JAZZINEMATOLOGY : Bossa Nova (1999)
It’s the music. It’s the movie. It’s how Jazz colored-up the whole visual experience. It’s our very own recommendation to you. It is JAZZINEMATOLOGY.
Bossa Nova (1999)

Our recommendation this week is a romantic comedy in the blink of Antonio Carlos Jobim’s brazillian jazz who might not received many attention while it was released years ago. Though so, in its premiere at the 2000 Miami Film Festival, this movie got a lot of positive respect from the jury and audiences. Set against the incredible beauty of Rio de Janeiro , Bossa Nova (the right way as it’s written), directed by award winner Bruno Barreto (Dona Flor and Her Two Husbands) tells love stories in eccentric multicharacters and overlapping romances. It is a story both inspired and punctuated with the music of the legendary Antonio Carlos (“Tom”) Jobim whose influenced many latin jazz artist over the years.
The Plot
As a bored and lonely American middle-aged widow living in the exotic Rio de Janeiro as an English teacher, Mary Ann Simpson (Amy Irving ; married to Barreto in the real life) never thoughts that she might ended in a relationship with a man from the same office building, a middle-aged attorney, Pedro Paulo (Antonio Fagundes), whose wife has dumped him for a younger man, a Tai-Chi instructor. From the first sight, Pedro slightly forgotten his obsession with his ex-wife and starts taking Mary’s English class.
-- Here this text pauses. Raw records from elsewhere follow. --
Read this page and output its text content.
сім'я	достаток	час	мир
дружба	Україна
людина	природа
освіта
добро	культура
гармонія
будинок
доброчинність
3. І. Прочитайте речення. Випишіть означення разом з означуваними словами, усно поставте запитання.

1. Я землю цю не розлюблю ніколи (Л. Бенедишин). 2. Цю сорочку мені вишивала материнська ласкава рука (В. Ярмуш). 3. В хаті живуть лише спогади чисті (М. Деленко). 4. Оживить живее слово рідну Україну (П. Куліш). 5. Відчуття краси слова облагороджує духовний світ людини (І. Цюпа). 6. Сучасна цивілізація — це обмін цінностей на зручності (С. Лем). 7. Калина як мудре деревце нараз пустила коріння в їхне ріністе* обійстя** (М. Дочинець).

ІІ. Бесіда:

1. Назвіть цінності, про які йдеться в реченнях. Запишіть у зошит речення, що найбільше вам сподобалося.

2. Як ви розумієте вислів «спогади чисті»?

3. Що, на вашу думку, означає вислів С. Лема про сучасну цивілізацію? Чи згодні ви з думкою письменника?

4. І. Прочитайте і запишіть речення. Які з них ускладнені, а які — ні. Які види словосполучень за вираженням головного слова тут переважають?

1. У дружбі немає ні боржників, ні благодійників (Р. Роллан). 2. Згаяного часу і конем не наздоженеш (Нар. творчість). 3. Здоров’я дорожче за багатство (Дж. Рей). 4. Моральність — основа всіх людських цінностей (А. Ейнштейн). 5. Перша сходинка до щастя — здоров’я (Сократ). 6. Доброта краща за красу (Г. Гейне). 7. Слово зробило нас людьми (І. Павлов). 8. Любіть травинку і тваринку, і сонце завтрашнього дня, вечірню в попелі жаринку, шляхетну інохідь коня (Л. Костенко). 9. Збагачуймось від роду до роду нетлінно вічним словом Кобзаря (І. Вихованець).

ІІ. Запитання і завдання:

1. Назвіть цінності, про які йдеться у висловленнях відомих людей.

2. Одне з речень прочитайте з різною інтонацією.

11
But love doesn’t always spreads that easy as the middle-aged lives with the distractions from people around them, include a macho soccer star who learned English to sign a contract, Pedro’s droopy younger brother, an ambitious intern in Pedro’s law office, and Mary’s young student in her culminate flirtation with his internet lover.
The Movie
Barreto sets this romantic comedy with all centered power of the astounding exotica of Rio de Janeiro ’s scenery, and off course, Tom Jobim’s music running under it all. It has its faithfulness to the moods of love, linguistic mishaps, sit-com clicheness and structured like the 50s rom-com. But after all, beyond the paradise beach and architectural treasures of the city itself, it’s a story about moving on. Like Jobim’s music, you’ll get delightfully intoxicated and float away in it like a swimmer in a calm sea.
The Soundtrack
Although Bossa Nova isn’t described as truly musical movie in the genre, the music took huge parts building the romantic atmosphere of Rio ’s beautiful scenery. The love theme itself was Jobim’s masterpiece, “The Girl From Ipanema”, who brought the original collaborations from legendary jazz artists, Stan Getz, Astrud Gilberto, and Jobim himself in the OST. Beside Jobim’s original recordings, another new tracks featured Eumir Deodato who also composed the music scores, Sting, and many famous latin jazz frontliners e.c Barbara Mendes, Claudia Acuna, and Djavan. Strongly felt as a tribute album to Jobim, it flows as smooth and delightful as it can be.